The New York Journal of Mathematics
- Discipline: Mathematics
- Language: English

Publication details
- Open access: Yes

Standard abbreviations
- ISO 4: N. Y. J. Math.
- MathSciNet: New York J. Math.

Indexing
- ISSN: 1076-9803

Links
- Journal homepage;

= The New York Journal of Mathematics =

The New York Journal of Mathematics is a peer-reviewed journal focusing on algebra, analysis, geometry and topology. Its editorial board, As of 2018, consists of 17 university-affiliated scholars in addition to the Editor-in-chief. Articles in the New York Journal of Mathematics are published entirely electronically (on the World Wide Web). The journal uses the diamond open access model—that is, its full content is available to anyone via the Internet, without a subscription or fee.

==History==
The journal was founded in 1994 by Mark Steinberger who cited a 1993 letter by John Franks as inspiration.
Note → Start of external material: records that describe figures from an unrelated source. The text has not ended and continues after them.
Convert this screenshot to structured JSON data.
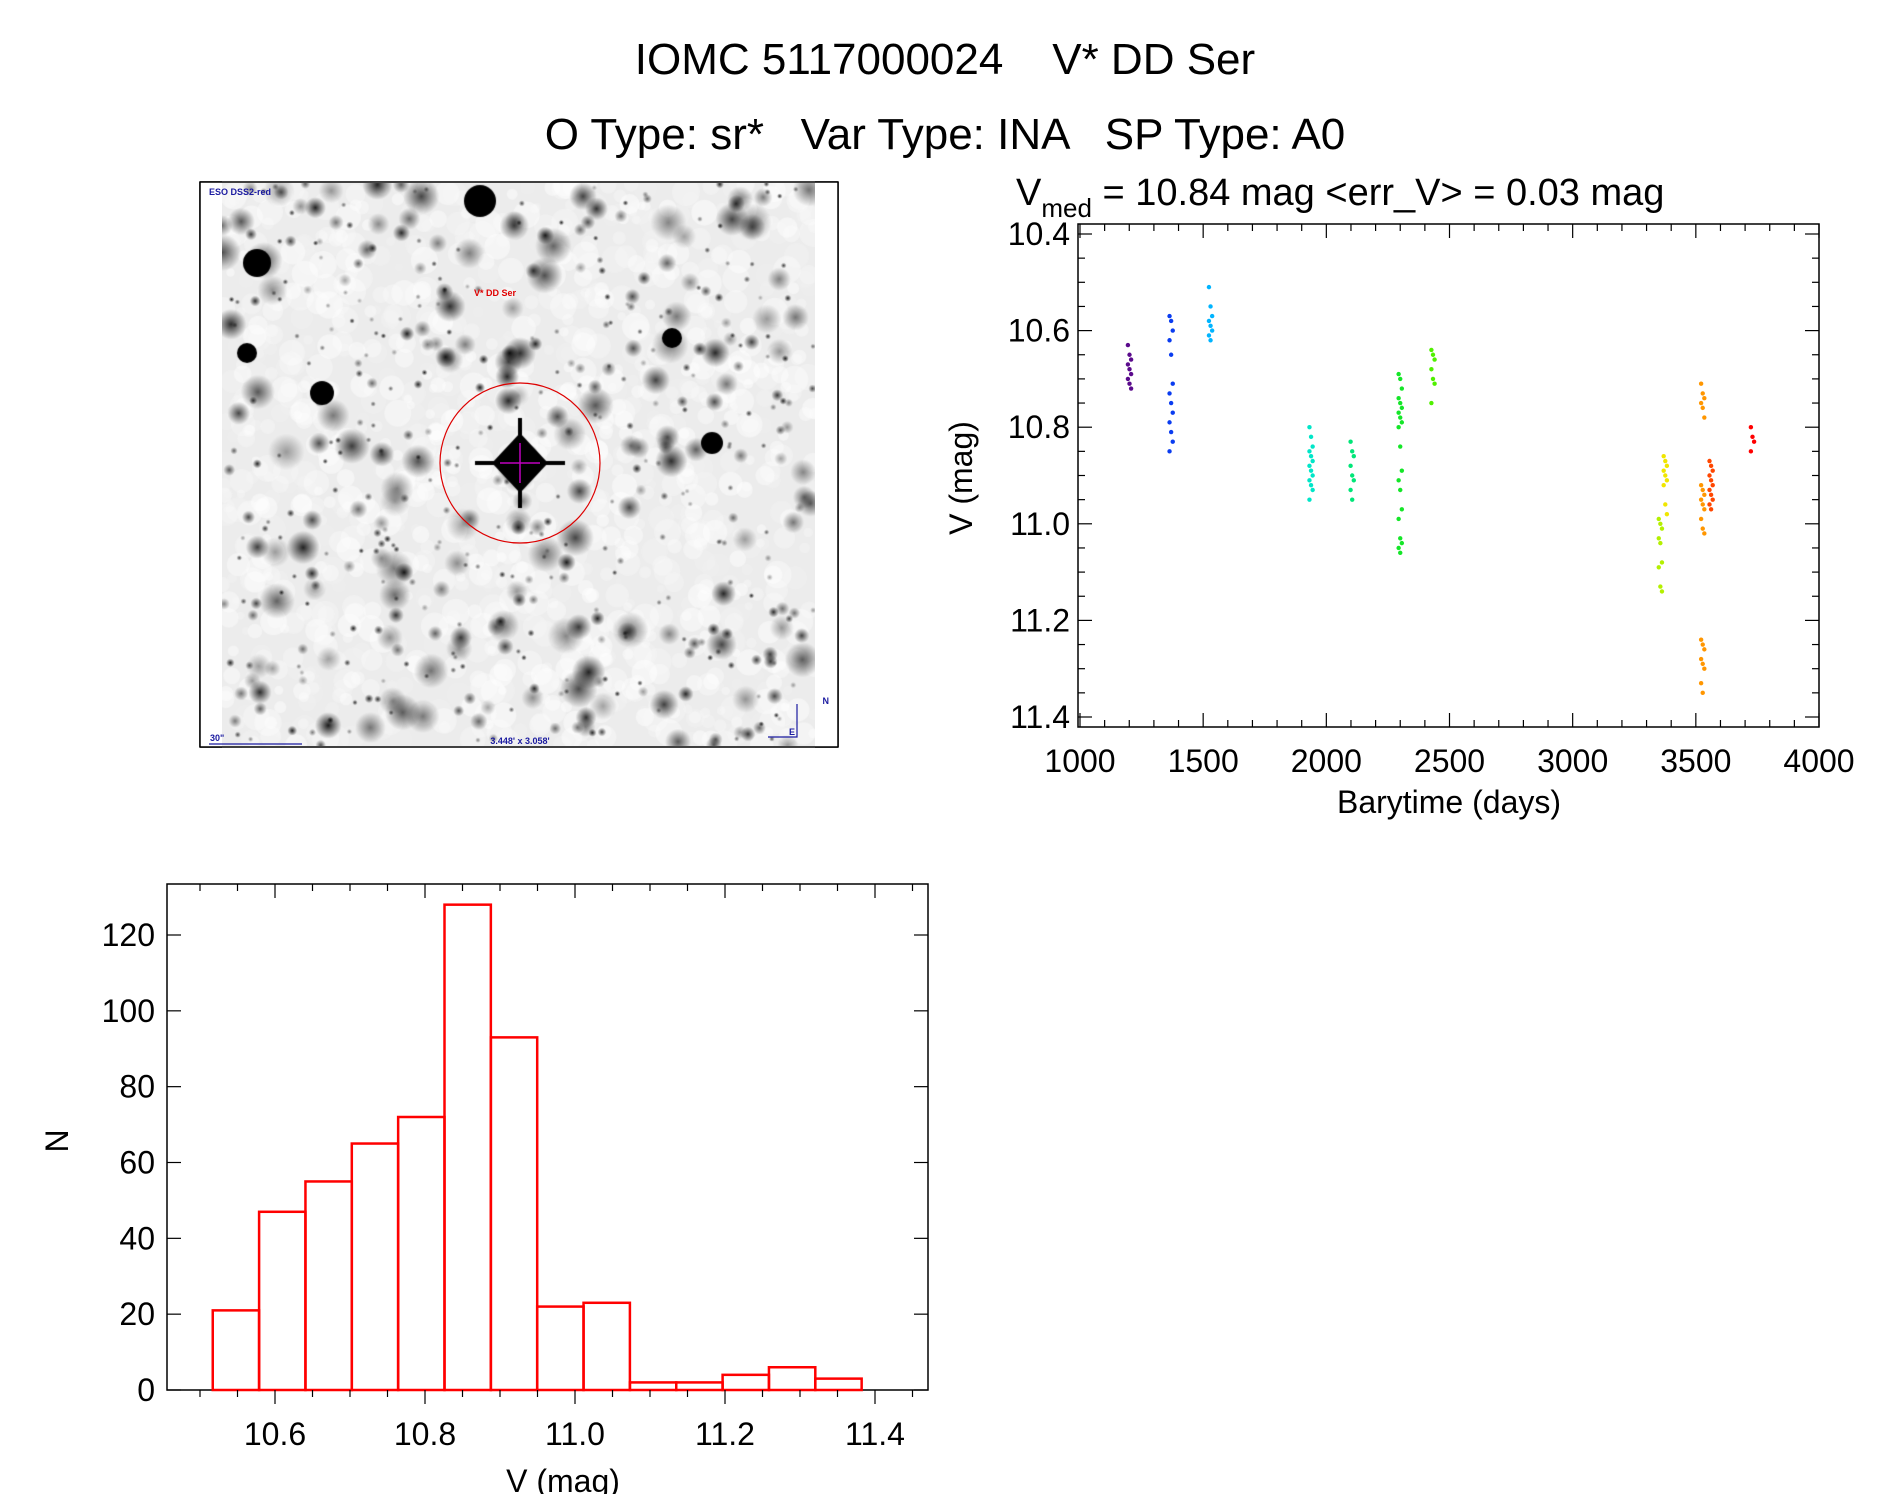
{
  "header": {
    "title": "IOMC 5117000024    V* DD Ser",
    "subtitle": "O Type: sr*   Var Type: INA   SP Type: A0"
  },
  "finder_image": {
    "survey_label": "ESO DSS2-red",
    "target_label": "V* DD Ser",
    "scale_label": "30\"",
    "fov_label": "3.448' x 3.058'",
    "north_label": "N",
    "east_label": "E"
  },
  "chart_data": [
    {
      "type": "scatter",
      "title_main": "V",
      "title_sub": "med",
      "title_rest": " = 10.84 mag <err_V> = 0.03 mag",
      "xlabel": "Barytime (days)",
      "ylabel": "V (mag)",
      "xlim": [
        1000,
        4000
      ],
      "ylim": [
        10.4,
        11.4
      ],
      "y_inverted": true,
      "xticks": [
        "1000",
        "1500",
        "2000",
        "2500",
        "3000",
        "3500",
        "4000"
      ],
      "yticks": [
        "10.4",
        "10.6",
        "10.8",
        "11.0",
        "11.2",
        "11.4"
      ],
      "series": [
        {
          "t": 1201,
          "color": "#5a0a8c",
          "v": [
            10.63,
            10.65,
            10.66,
            10.67,
            10.68,
            10.69,
            10.7,
            10.71,
            10.72
          ]
        },
        {
          "t": 1370,
          "color": "#0a3cf0",
          "v": [
            10.57,
            10.58,
            10.6,
            10.62,
            10.65,
            10.71,
            10.73,
            10.75,
            10.77,
            10.79,
            10.81,
            10.83,
            10.85
          ]
        },
        {
          "t": 1530,
          "color": "#00b4ff",
          "v": [
            10.51,
            10.55,
            10.57,
            10.58,
            10.59,
            10.6,
            10.61,
            10.62
          ]
        },
        {
          "t": 1938,
          "color": "#00e6c8",
          "v": [
            10.8,
            10.82,
            10.84,
            10.85,
            10.86,
            10.87,
            10.88,
            10.89,
            10.9,
            10.91,
            10.92,
            10.93,
            10.95
          ]
        },
        {
          "t": 2105,
          "color": "#00e678",
          "v": [
            10.83,
            10.85,
            10.86,
            10.88,
            10.9,
            10.91,
            10.93,
            10.95
          ]
        },
        {
          "t": 2300,
          "color": "#14e628",
          "v": [
            10.69,
            10.7,
            10.72,
            10.74,
            10.75,
            10.76,
            10.77,
            10.78,
            10.79,
            10.8,
            10.84,
            10.89,
            10.91,
            10.93,
            10.97,
            10.99,
            11.03,
            11.04,
            11.05,
            11.06
          ]
        },
        {
          "t": 2433,
          "color": "#50f000",
          "v": [
            10.64,
            10.65,
            10.66,
            10.68,
            10.7,
            10.71,
            10.75
          ]
        },
        {
          "t": 3356,
          "color": "#b4f000",
          "v": [
            10.99,
            11.0,
            11.01,
            11.03,
            11.04,
            11.08,
            11.09,
            11.13,
            11.14
          ]
        },
        {
          "t": 3376,
          "color": "#f0e600",
          "v": [
            10.86,
            10.87,
            10.88,
            10.89,
            10.9,
            10.91,
            10.92,
            10.96,
            10.98
          ]
        },
        {
          "t": 3528,
          "color": "#ff9600",
          "v": [
            10.71,
            10.73,
            10.74,
            10.75,
            10.76,
            10.78,
            10.92,
            10.93,
            10.94,
            10.95,
            10.96,
            10.97,
            10.99,
            11.01,
            11.02,
            11.24,
            11.25,
            11.26,
            11.28,
            11.29,
            11.3,
            11.33,
            11.35
          ]
        },
        {
          "t": 3562,
          "color": "#ff4600",
          "v": [
            10.87,
            10.88,
            10.89,
            10.9,
            10.91,
            10.92,
            10.93,
            10.94,
            10.95,
            10.96,
            10.97
          ]
        },
        {
          "t": 3730,
          "color": "#ff0000",
          "v": [
            10.8,
            10.82,
            10.83,
            10.85
          ]
        }
      ]
    },
    {
      "type": "bar",
      "xlabel": "V (mag)",
      "ylabel": "N",
      "xlim": [
        10.45,
        11.5
      ],
      "ylim": [
        0,
        130
      ],
      "xticks": [
        "10.6",
        "10.8",
        "11.0",
        "11.2",
        "11.4"
      ],
      "yticks": [
        "0",
        "20",
        "40",
        "60",
        "80",
        "100",
        "120"
      ],
      "bin_start": 10.517,
      "bin_width": 0.0618,
      "values": [
        21,
        47,
        55,
        65,
        72,
        128,
        93,
        22,
        23,
        2,
        2,
        4,
        6,
        3
      ],
      "bar_color": "#ff0000"
    }
  ]
}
At the time of its launch, the New York Journal of Mathematics was the "first electronic general mathematics journal", predating the online versions of both Zentralblatt MATH and the journals in Mathematical Reviews. It was published by the State University of New York at Albany where Steinberger had been a professor since 1987.

Steinberger justified the stylistic choices of the journal by writing, "Some proponents of electronic publication have urged changes in style, citing the low price of disk space as a rationale for publishing articles more loquacious than those commonly acceptable in a print medium. We decided to eschew this route, on the grounds that the perceived quality of our publications would be reduced. We feel it is important to follow the standards of consensus in the field. If these standards change in the future, we will change
with them."

When the New York Journal of Mathematics was first published, it was made available via FTP and Gopher for users without a web browser. The papers, typeset in TeX, were originally downloadable in the PostScript format. PDF support was added in 1996. To incorporate hyperlinks within documents, the journal leveraged software that had been developed for the arXiv preprint server.

In 1998, the journal began including links to relevant reviews on MathSciNet with its published articles. It is listed in the Journals section of The Electronic Library of Mathematics. Articles from 2010 and later are available on Web of Science.

A paper on the greater male variability hypothesis by Theodore Hill and Sergei Tabachnikov was accepted but not published by The Mathematical Intelligencer; a later version authored by Hill alone was accepted by The New York Journal of Mathematics and retracted after publication. There was some controversy over the mathematical model and over the retraction of a paper that had passed peer review. This paper was accepted and republished in 2020 by the Journal of Interdisciplinary Mathematics.

==Reception==
In 2017, the journal had a Mathematical Citation Quotient of 0.56.

In a professional conference presentation, Renzo Piccinini said "An example of what I consider a good electronic journal is the New York Journal of Mathematics; this is a refereed journal--with referees not in the editor's board—with high quality papers and very fast publication time; last, but not least, it is free!"